Today we face a new challenge. Only ten percent of blind children are learning to read and write Braille. To change this condition, to make a real difference will take concerted effort on the part of us all. It is a daunting task but no more so than the challenge CTEVH's founders faced fifty years ago.
This is why we have dedicated ourselves--transcribers, resource room and itinerant teachers, paraprofessionals, orientation and mobility specialists, rehabilitation counselors, counselor-teachers, school and agency administrators, librarians, parents, blind adults, and others--to give blind children the gift of literacy, the ability to read and write, and by so doing give them the opportunity to live normal, productive, integrated lives and the self-respect and dignity that come with full participation.
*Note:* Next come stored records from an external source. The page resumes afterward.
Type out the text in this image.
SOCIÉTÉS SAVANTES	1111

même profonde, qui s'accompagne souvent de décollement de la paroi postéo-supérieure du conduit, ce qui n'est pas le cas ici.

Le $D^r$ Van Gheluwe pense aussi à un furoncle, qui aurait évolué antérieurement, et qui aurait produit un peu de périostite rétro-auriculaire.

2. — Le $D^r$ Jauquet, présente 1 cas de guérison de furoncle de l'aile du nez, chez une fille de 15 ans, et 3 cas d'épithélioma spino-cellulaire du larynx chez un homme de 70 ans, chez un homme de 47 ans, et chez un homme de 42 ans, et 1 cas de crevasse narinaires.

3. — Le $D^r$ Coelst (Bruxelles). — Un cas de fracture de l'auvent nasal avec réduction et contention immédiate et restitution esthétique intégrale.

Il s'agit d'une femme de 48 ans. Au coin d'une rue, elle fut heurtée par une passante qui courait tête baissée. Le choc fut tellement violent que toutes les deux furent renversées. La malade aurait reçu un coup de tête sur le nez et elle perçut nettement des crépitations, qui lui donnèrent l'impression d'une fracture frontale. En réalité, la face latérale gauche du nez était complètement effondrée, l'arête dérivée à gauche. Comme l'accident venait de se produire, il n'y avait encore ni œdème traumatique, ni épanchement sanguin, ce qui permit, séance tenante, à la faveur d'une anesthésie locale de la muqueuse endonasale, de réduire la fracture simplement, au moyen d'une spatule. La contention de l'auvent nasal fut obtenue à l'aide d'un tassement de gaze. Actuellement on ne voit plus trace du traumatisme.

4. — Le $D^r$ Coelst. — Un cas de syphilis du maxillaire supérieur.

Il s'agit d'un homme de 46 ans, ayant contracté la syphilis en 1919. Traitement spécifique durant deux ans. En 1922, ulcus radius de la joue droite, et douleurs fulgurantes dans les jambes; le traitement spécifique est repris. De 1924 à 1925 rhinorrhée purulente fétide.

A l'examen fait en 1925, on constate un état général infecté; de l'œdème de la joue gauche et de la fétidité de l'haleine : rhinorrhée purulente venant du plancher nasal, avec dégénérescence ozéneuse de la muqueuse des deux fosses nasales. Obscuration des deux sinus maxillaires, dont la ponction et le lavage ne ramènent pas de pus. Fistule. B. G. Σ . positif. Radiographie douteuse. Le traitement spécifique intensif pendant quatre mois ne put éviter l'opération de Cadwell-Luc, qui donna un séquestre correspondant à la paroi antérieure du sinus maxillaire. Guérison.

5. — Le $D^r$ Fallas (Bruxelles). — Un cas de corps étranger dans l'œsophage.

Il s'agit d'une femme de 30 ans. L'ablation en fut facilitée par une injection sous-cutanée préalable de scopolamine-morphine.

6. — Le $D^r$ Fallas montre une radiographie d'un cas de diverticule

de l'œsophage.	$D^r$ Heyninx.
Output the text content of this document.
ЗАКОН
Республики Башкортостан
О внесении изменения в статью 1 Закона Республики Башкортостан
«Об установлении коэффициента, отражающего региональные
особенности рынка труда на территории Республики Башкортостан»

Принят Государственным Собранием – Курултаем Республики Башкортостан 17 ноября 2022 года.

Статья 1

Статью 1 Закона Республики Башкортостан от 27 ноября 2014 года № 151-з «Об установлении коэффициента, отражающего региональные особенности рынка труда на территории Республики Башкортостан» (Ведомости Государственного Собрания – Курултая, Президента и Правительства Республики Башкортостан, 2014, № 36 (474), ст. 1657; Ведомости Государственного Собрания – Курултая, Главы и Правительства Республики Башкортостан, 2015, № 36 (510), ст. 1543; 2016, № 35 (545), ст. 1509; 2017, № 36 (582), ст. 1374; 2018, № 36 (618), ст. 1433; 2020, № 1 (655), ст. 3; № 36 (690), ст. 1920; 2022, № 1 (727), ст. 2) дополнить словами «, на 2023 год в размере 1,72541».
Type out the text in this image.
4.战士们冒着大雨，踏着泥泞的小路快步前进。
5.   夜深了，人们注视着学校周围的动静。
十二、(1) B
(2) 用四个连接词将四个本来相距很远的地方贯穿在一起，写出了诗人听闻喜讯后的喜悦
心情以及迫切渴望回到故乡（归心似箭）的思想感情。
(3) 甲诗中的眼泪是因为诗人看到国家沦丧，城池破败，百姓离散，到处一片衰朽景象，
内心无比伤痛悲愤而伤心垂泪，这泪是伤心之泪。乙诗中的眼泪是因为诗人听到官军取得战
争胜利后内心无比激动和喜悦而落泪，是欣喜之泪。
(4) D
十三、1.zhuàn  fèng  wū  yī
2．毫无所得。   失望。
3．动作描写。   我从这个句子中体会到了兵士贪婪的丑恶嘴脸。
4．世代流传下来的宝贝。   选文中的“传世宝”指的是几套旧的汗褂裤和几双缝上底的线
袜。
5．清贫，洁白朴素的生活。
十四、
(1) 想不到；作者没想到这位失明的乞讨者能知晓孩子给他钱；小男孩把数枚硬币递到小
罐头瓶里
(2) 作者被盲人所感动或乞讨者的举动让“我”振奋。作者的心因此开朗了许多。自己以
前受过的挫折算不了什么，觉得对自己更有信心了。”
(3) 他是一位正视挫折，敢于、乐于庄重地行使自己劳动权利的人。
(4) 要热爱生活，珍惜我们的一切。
In the words of Leo Rosten: "The purpose of life is to...matter: to count, to stand for something, to have made some difference that you lived at all." CTEVH's founders made a difference and so have all who followed, including all of us in this room this evening. It is our history, it is our present-day responsibility, and it will be our legacy: "to be useful, to be responsible, to be honorable, to be compassionate...to matter: to count, to stand for something, to have made some difference."
Note: Dr. Ruby Ryles has provided data from her research that illustrate the dismaying decrease in Braille instruction between 1963 and 1993. Unfortunately we have little reason to hope that the pattern has changed in the years since 1993.
1963: 57 percent of students read Braille, 43 percent read print, and 1/10th of 1 percent (.012 percent) were nonreaders. 1973: 28 percent of students read Braille, 48 percent read print, and 20 percent were nonreaders.
1983: 15 percent of students read Braille, 32 percent read print, and 49 percent were nonreaders.
1993: 10 percent of students read Braille, 27 percent read print, 9 percent were auditory learners, 23 percent were pre-readers, and 31 percent were nonreaders.